Launching RDAP; sunsetting WHOIS

Original Article ↗ Hacker News Discussion ↗

Perceived Decline in WHOIS Usefulness

  • Many commenters say they haven’t meaningfully used domain WHOIS in years; GDPR, privacy proxies, and spam harvesting of contact data are seen as having largely “killed” it.
  • Others still rely on it regularly for:
    • Checking if a domain is registered, with which registrar, and since when (useful for scam/fraud detection).
    • Finding abuse contacts and registrar info in security/ops work.
    • IP WHOIS (e.g., ARIN) for netblock ownership and abuse reporting, which is widely viewed as still valuable.

RDAP vs WHOIS (Protocol and Tooling)

  • RDAP is described as “WHOIS over HTTPS/JSON”: same underlying data but structured, authenticated, and machine-parseable.
  • Supporters emphasize:
    • WHOIS is an unstructured text blob with virtually no standardization; programmatic parsing is a nightmare.
    • RDAP has detailed RFCs, a consistent JSON model, and is much easier to integrate into tools and automate.
  • Skeptics are wary of increased complexity vs the bare-bones simplicity of WHOIS, and some fear change “for political reasons.”
  • Deployment is incomplete: many TLDs (especially ccTLDs) still lack RDAP or heavily rate-limit it, so a mixed WHOIS/RDAP world is expected for some time.
  • Most users are expected to keep using “whois lookup” web tools or CLI wrappers, with the protocol swap mostly invisible.

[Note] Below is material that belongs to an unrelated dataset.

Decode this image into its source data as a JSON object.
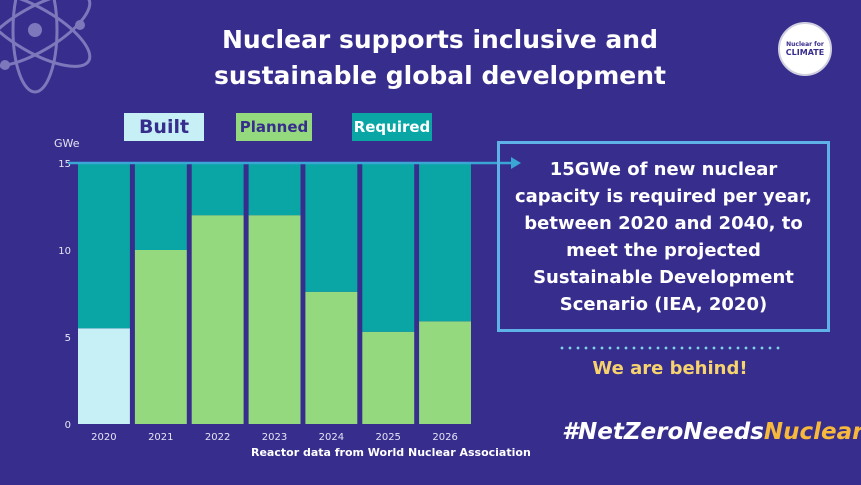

Privacy, Identity, and Accountability

  • Strong criticism of the historic model where registrants had to pay extra for privacy or expose name, address, phone, and email to the world; WHOIS is described as a spam and scam magnet.
  • Examples of TLDs (.us, .in, .edu, some ccTLDs) that forbid privacy, leading to real harassment/spam stories.
  • Debate over real vs fake registration data:
    • One side: use real info to retain legal control and recover stolen domains; domains should have accountable owners like land records.
    • Other side: anonymity is important for safety or sensitive/political content; public personal data is dangerous and unnecessary when law enforcement can subpoena registrars anyway.
  • RDAP’s “differentiated access” is viewed by some as enabling better privacy (“not everyone sees everything”) and by others as a vector for monetization and law-enforcement overreach.

Broader Web Changes and Nostalgia

  • Several reflect that WHOIS once helped contact site owners on a more personal, decentralized web; now most content lives on big platforms, and individuals less often own visible domains.
  • Mixed feelings: today’s web is more accessible to non-technical people, but also more centralized, “gated,” and less personal.